Regulation of β-Adrenoceptors in a Rat Model of Cardiac Failure: Effect of Perindopril

Abstract

This study investigated the effects of myocardial infarction (MI)-induced cardiac failure and treatment with an angiotensin-converting enzyme (ACE) inhibitor perindopril (2 mg/kg/day) on rat β-adrenoceptor (β-ar) subtypes in anatomically defined regions of infarcted left ventricular (LV) free wall and noninfarcted tissue from right ventricle (RV) by using autoradiography. After 5 weeks of MI, rats with large MI size (>42%) had developed cardiac failure and β₁-ars were significantly decreased (−59%; p < 0.01) in the border region of the infarcted LV and almost abolished in the infarcted area (−90%; p < 0.005) compared with normal LV from sham-operated controls. The β-ar changes were not found in the noninfarcted area of the same LV or in RV. MI did not significantly alter the number of β₂-ar subtypes in any region of the ventricles.

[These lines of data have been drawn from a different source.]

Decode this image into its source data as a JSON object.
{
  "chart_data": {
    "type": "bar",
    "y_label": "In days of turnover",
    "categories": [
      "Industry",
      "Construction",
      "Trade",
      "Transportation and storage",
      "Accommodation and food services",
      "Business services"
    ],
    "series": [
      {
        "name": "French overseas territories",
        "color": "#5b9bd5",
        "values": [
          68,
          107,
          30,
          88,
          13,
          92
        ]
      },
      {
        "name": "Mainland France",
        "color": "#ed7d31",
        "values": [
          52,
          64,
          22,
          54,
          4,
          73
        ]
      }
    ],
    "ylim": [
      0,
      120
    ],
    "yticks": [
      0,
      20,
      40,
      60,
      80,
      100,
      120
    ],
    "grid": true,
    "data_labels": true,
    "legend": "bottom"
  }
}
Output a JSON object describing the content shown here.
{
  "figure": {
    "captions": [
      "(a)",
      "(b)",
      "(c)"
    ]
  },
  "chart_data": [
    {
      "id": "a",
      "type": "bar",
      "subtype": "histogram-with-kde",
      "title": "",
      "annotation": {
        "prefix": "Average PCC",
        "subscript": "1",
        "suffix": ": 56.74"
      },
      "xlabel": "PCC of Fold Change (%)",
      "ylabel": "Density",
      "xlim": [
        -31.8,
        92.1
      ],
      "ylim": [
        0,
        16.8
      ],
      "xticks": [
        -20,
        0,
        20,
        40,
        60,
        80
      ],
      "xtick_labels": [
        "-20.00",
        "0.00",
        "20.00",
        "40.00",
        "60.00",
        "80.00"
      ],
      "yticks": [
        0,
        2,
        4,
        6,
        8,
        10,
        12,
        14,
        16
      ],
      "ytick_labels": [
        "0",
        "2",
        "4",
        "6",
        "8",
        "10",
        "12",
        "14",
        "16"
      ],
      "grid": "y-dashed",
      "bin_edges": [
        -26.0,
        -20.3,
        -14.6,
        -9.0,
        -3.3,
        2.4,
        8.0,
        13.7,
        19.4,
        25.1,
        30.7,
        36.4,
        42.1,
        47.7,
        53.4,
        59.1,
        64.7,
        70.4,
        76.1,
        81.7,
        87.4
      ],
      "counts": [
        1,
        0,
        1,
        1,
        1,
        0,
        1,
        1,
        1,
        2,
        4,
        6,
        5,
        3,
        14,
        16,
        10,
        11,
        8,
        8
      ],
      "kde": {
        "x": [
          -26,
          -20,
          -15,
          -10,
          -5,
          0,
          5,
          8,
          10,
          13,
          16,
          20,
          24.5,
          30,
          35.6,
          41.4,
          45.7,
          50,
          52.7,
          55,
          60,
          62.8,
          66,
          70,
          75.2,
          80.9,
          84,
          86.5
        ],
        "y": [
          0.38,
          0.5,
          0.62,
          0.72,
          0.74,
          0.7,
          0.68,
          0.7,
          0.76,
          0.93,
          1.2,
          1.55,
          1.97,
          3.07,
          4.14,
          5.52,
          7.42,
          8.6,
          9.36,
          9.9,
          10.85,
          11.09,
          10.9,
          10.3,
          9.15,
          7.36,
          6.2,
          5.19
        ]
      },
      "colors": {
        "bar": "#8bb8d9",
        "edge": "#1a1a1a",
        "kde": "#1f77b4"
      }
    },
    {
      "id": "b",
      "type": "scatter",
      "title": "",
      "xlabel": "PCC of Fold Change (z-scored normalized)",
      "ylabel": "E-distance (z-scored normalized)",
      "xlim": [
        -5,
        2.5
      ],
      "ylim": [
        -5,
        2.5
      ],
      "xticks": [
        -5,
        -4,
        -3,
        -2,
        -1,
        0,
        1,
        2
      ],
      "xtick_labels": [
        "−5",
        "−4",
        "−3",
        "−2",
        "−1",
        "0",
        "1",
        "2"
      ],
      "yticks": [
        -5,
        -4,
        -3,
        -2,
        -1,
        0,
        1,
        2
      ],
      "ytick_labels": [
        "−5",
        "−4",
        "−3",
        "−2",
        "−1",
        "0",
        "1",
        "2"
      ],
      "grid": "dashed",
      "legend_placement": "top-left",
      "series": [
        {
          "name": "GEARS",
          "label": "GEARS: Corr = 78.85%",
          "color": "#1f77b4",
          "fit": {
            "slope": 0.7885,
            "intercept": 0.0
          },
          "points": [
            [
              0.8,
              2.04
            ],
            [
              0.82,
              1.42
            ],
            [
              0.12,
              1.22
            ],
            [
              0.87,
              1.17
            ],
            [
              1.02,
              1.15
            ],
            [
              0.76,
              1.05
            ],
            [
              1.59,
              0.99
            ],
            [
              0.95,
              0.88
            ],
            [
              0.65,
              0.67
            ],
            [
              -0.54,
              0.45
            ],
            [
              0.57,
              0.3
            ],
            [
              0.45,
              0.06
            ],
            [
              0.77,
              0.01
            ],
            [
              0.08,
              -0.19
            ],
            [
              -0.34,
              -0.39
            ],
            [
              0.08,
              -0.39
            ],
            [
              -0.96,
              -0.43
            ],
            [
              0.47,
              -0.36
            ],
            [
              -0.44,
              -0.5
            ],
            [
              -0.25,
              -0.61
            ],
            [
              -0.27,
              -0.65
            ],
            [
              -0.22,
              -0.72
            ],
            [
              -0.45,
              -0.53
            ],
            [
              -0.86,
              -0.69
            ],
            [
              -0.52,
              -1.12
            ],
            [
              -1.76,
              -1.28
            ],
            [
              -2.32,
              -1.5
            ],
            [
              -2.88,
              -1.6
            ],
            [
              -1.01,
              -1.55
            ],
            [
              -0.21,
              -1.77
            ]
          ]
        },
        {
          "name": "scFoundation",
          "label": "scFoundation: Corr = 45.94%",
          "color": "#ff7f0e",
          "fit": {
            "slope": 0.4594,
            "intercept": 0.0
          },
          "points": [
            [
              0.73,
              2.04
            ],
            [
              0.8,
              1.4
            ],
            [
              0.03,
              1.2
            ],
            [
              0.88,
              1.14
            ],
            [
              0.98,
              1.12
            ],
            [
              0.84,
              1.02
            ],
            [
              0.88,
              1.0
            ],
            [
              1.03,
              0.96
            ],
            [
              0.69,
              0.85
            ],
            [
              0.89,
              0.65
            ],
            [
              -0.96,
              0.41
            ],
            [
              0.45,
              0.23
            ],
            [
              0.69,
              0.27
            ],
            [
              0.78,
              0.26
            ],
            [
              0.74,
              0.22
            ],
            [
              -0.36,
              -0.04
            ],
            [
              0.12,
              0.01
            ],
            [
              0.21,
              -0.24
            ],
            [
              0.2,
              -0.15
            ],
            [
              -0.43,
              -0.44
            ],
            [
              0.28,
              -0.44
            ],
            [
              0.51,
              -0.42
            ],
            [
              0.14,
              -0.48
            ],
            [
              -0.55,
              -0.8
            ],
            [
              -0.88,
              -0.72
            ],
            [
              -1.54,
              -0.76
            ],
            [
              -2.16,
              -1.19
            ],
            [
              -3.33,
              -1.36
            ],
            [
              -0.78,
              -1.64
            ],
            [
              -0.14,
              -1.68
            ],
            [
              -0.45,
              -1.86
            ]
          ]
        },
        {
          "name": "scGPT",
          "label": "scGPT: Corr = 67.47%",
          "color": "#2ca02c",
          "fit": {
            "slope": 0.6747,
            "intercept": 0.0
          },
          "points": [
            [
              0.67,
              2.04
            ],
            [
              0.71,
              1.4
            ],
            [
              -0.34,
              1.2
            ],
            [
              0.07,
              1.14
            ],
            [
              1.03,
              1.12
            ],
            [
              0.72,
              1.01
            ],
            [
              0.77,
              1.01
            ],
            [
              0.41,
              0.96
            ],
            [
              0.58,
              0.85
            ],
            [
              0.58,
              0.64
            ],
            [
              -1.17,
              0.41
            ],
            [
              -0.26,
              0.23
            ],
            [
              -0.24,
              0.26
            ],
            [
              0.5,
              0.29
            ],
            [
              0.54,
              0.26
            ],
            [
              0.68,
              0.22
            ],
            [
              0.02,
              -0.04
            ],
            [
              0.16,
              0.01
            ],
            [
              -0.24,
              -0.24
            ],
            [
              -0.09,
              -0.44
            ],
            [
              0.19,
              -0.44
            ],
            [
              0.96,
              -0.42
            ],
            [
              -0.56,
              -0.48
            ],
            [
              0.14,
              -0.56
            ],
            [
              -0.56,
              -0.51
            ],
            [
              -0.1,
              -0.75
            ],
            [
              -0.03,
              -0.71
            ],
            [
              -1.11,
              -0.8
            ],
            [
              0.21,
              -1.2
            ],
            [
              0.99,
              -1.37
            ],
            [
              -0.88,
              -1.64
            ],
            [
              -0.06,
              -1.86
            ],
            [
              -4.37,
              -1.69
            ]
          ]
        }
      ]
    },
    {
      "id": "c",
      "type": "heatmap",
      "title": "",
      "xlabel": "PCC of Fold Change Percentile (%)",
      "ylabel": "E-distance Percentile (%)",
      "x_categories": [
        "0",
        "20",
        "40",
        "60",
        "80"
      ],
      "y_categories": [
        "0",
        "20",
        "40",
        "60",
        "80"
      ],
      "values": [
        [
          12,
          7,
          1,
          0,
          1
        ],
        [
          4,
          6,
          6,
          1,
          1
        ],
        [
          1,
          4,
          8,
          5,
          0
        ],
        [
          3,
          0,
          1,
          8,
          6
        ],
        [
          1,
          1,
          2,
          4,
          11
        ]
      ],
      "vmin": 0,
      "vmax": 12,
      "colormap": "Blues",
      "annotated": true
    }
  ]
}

Perindopril treatment for 4 weeks reduced mean cardiac region weights but did not affect β-ar density in any cardiac region in either sham-operated or MI rats. These results indicate that cardiac failure due to MI causes significant downregulation of β₁-ars only in border and infarcted regions of rat LV and no change in β₂-ar in any area. It also suggests that the improved response of the infarcted rat heart to isoprenaline stimulation after ACE inhibitors does not result from changes in the numbers of cardiac β-ars.